Importance of Verifying Medicare Coverage for Healthcare Providers
Healthcare providers must verify Medicare coverage to offer compensated services. This verification helps providers avoid refusing claims, which can cost money and complicate administration. Medicare processed almost 1.2 billion fee-for-service claims in 2020, proving its impact on providers’ revenue.
By verifying coverage, providers comply with Medicare standards and reduce the risk of audits and penalties. Healthcare professionals can assist consumers understand their insurance benefits and make informed decisions by verifying Medicare coverage.
Final Thoughts!
FAQS
Contact Medicare directly or use Medicare Administrative Contractors’ online resources to check Medicare coverage. Medicare verification services from third-party billing businesses are also available.
The MAC’s provider portal lets providers check Medicare coverage online.

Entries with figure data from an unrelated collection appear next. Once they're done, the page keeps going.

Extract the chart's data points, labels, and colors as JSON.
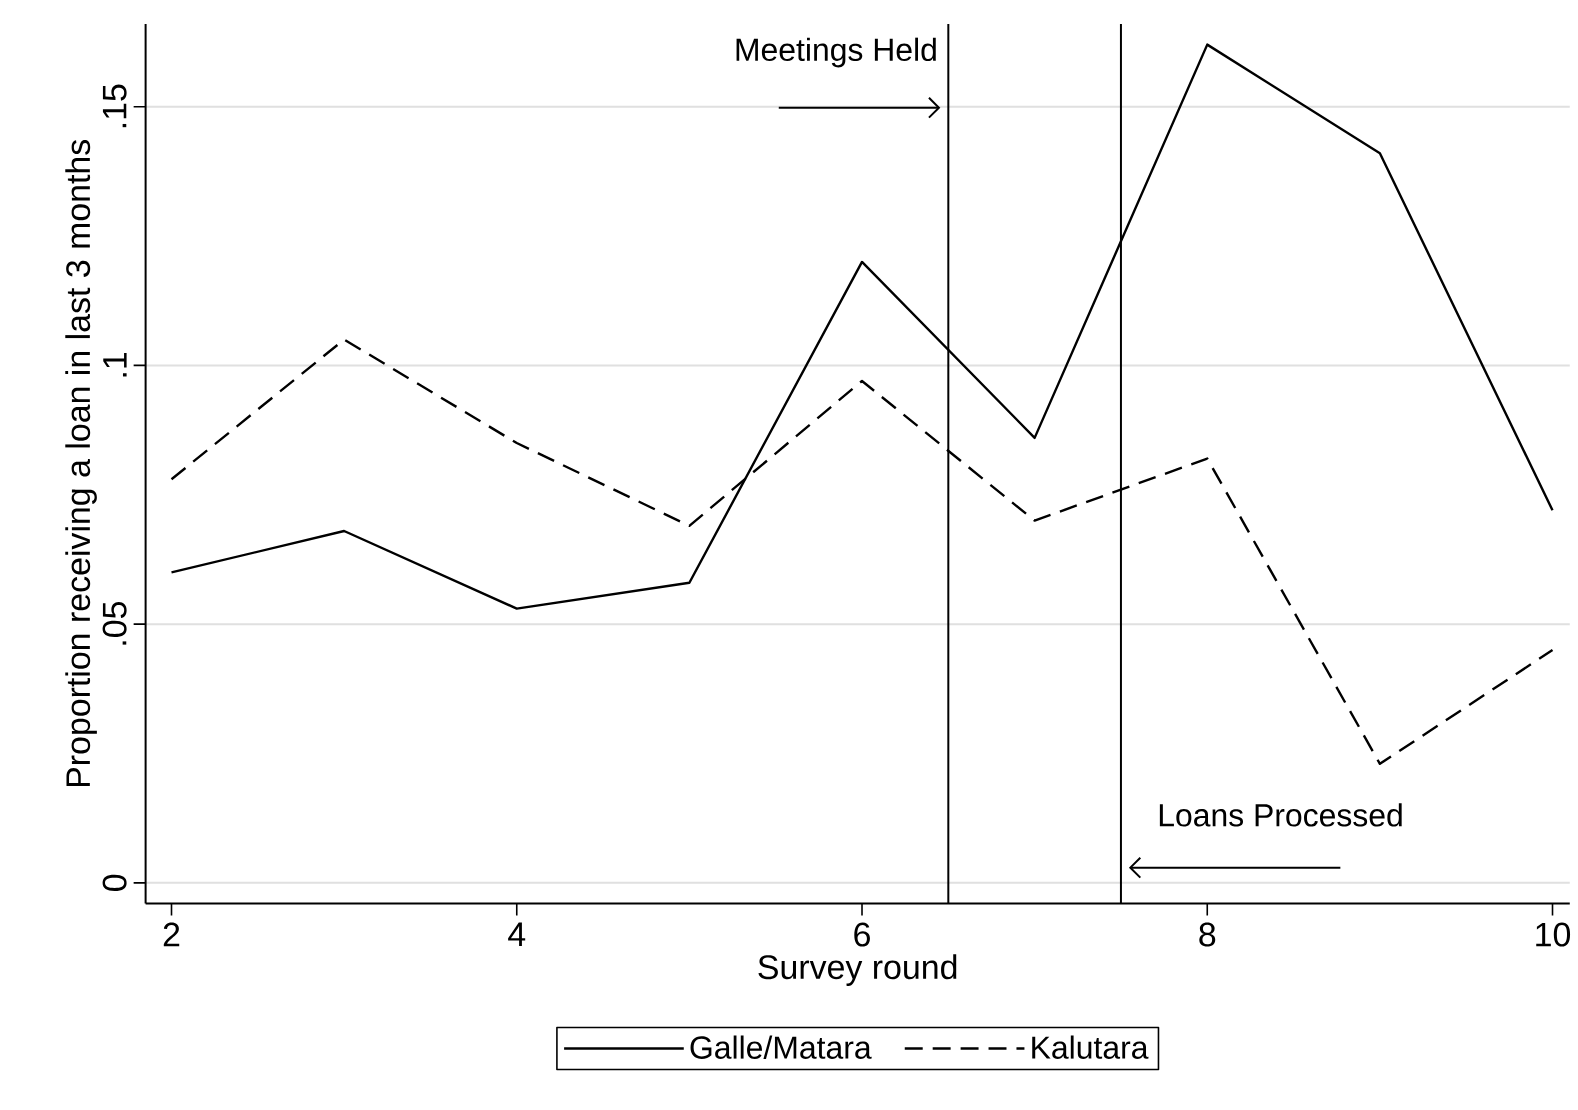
{
  "chart_data": {
    "type": "line",
    "xlabel": "Survey round",
    "ylabel": "Proportion receiving a loan in last 3 months",
    "x": [
      2,
      3,
      4,
      5,
      6,
      7,
      8,
      9,
      10
    ],
    "series": [
      {
        "name": "Galle/Matara",
        "color": "#000000",
        "line_style": "solid",
        "values": [
          0.06,
          0.068,
          0.053,
          0.058,
          0.12,
          0.086,
          0.162,
          0.141,
          0.072
        ]
      },
      {
        "name": "Kalutara",
        "color": "#000000",
        "line_style": "dashed",
        "values": [
          0.078,
          0.105,
          0.085,
          0.069,
          0.097,
          0.07,
          0.082,
          0.023,
          0.045
        ]
      }
    ],
    "xlim": [
      1.85,
      10.1
    ],
    "ylim": [
      -0.004,
      0.166
    ],
    "xticks": [
      2,
      4,
      6,
      8,
      10
    ],
    "yticks": [
      {
        "value": 0,
        "label": "0"
      },
      {
        "value": 0.05,
        "label": ".05"
      },
      {
        "value": 0.1,
        "label": ".1"
      },
      {
        "value": 0.15,
        "label": ".15"
      }
    ],
    "ref_lines": [
      {
        "axis": "x",
        "value": 6.5,
        "label": "Meetings Held",
        "color": "#000000"
      },
      {
        "axis": "x",
        "value": 7.5,
        "label": "Loans Processed",
        "color": "#000000"
      }
    ],
    "grid": "y",
    "legend": "bottom",
    "marker": "none"
  }
}
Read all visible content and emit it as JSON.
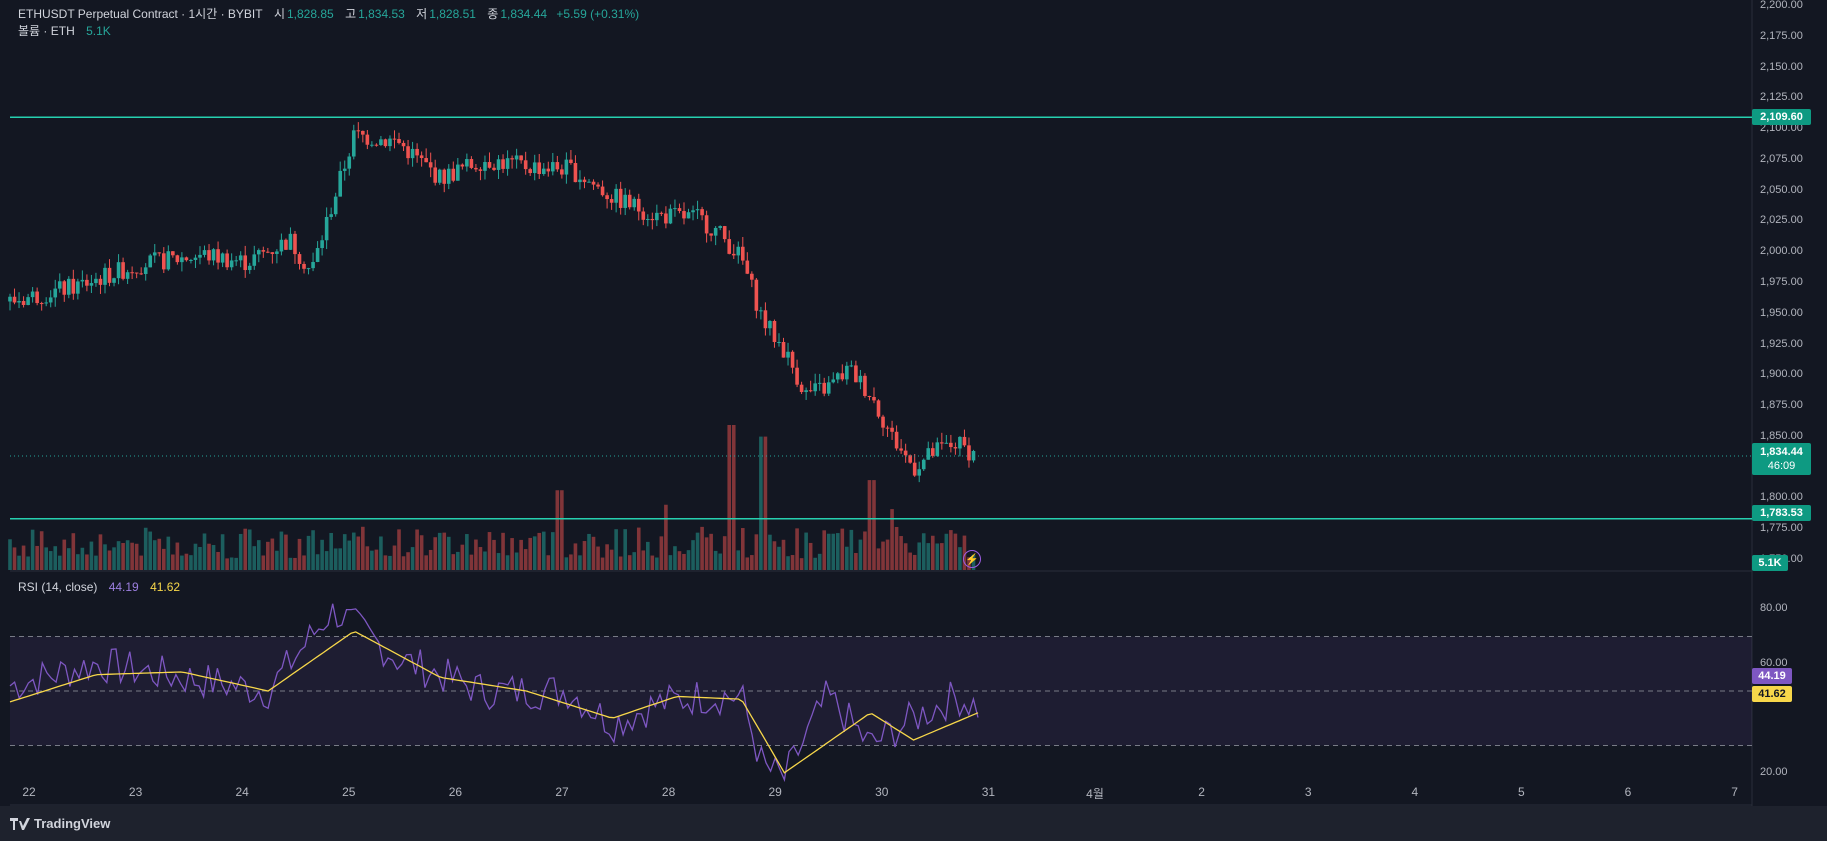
{
  "header": {
    "symbol": "ETHUSDT Perpetual Contract · 1시간 · BYBIT",
    "open_label": "시",
    "open": "1,828.85",
    "high_label": "고",
    "high": "1,834.53",
    "low_label": "저",
    "low": "1,828.51",
    "close_label": "종",
    "close": "1,834.44",
    "change": "+5.59 (+0.31%)"
  },
  "volume_legend": {
    "label": "볼륨 · ETH",
    "value": "5.1K"
  },
  "rsi_legend": {
    "label": "RSI (14, close)",
    "rsi": "44.19",
    "ma": "41.62"
  },
  "price_axis": [
    "2,200.00",
    "2,175.00",
    "2,150.00",
    "2,125.00",
    "2,100.00",
    "2,075.00",
    "2,050.00",
    "2,025.00",
    "2,000.00",
    "1,975.00",
    "1,950.00",
    "1,925.00",
    "1,900.00",
    "1,875.00",
    "1,850.00",
    "1,825.00",
    "1,800.00",
    "1,775.00",
    "1,750.00"
  ],
  "rsi_axis": [
    "80.00",
    "60.00",
    "20.00"
  ],
  "time_axis": [
    "22",
    "23",
    "24",
    "25",
    "26",
    "27",
    "28",
    "29",
    "30",
    "31",
    "4월",
    "2",
    "3",
    "4",
    "5",
    "6",
    "7"
  ],
  "tags": {
    "resistance": "2,109.60",
    "last_price": "1,834.44",
    "countdown": "46:09",
    "support": "1,783.53",
    "volume": "5.1K",
    "rsi": "44.19",
    "rsi_ma": "41.62"
  },
  "branding": {
    "name": "TradingView"
  },
  "colors": {
    "up": "#26a69a",
    "down": "#ef5350",
    "rsi": "#7e57c2",
    "rsi_ma": "#f7d74a",
    "line": "#26d0b0"
  },
  "chart_data": {
    "type": "candlestick",
    "ylim": [
      1750,
      2200
    ],
    "horizontal_levels": [
      2109.6,
      1783.53
    ],
    "last_price": 1834.44,
    "x_labels": [
      "22",
      "23",
      "24",
      "25",
      "26",
      "27",
      "28",
      "29",
      "30",
      "31"
    ],
    "price_path": [
      [
        0,
        1960
      ],
      [
        6,
        1972
      ],
      [
        12,
        1990
      ],
      [
        18,
        1998
      ],
      [
        22,
        1992
      ],
      [
        26,
        2010
      ],
      [
        28,
        1984
      ],
      [
        30,
        2040
      ],
      [
        32,
        2095
      ],
      [
        36,
        2090
      ],
      [
        40,
        2060
      ],
      [
        44,
        2075
      ],
      [
        48,
        2070
      ],
      [
        52,
        2068
      ],
      [
        56,
        2045
      ],
      [
        60,
        2030
      ],
      [
        64,
        2028
      ],
      [
        66,
        2015
      ],
      [
        68,
        1995
      ],
      [
        70,
        1945
      ],
      [
        72,
        1920
      ],
      [
        74,
        1885
      ],
      [
        76,
        1890
      ],
      [
        78,
        1905
      ],
      [
        80,
        1885
      ],
      [
        82,
        1850
      ],
      [
        84,
        1825
      ],
      [
        86,
        1838
      ],
      [
        88,
        1845
      ],
      [
        90,
        1834
      ]
    ],
    "volume_spikes": [
      {
        "day": 28.55,
        "level": 1.0
      },
      {
        "day": 28.85,
        "level": 0.92
      },
      {
        "day": 26.95,
        "level": 0.55
      },
      {
        "day": 27.95,
        "level": 0.45
      },
      {
        "day": 29.85,
        "level": 0.62
      },
      {
        "day": 30.05,
        "level": 0.42
      }
    ],
    "rsi": {
      "ylim": [
        10,
        90
      ],
      "bands": [
        70,
        50,
        30
      ],
      "path": [
        [
          0,
          52
        ],
        [
          8,
          60
        ],
        [
          16,
          55
        ],
        [
          24,
          50
        ],
        [
          30,
          80
        ],
        [
          36,
          62
        ],
        [
          44,
          50
        ],
        [
          52,
          50
        ],
        [
          56,
          38
        ],
        [
          60,
          45
        ],
        [
          64,
          48
        ],
        [
          68,
          48
        ],
        [
          70,
          22
        ],
        [
          72,
          18
        ],
        [
          76,
          48
        ],
        [
          80,
          30
        ],
        [
          84,
          40
        ],
        [
          88,
          48
        ],
        [
          90,
          44
        ]
      ],
      "ma_path": [
        [
          0,
          46
        ],
        [
          8,
          56
        ],
        [
          16,
          57
        ],
        [
          24,
          50
        ],
        [
          32,
          72
        ],
        [
          40,
          55
        ],
        [
          48,
          50
        ],
        [
          56,
          40
        ],
        [
          62,
          48
        ],
        [
          68,
          47
        ],
        [
          72,
          20
        ],
        [
          80,
          42
        ],
        [
          84,
          32
        ],
        [
          90,
          42
        ]
      ]
    }
  }
}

To check coverage, clinicians can enter the patient’s MBI or HICN into these portals.
Providers can use the MAC’s web portal or call to verify Medicare Part B coverage. They need the patient’s MBI or HICN to verify coverage.
The Medicare Prescription Drug Plan Finder on Medicare’s website can verify Part D coverage. They can also ask about the patient’s Part D plan about coverage.
Contact the MAC or use its web portal to verify Medicare Part B coverage. To verify coverage, providers need the patient’s MBI or HICN.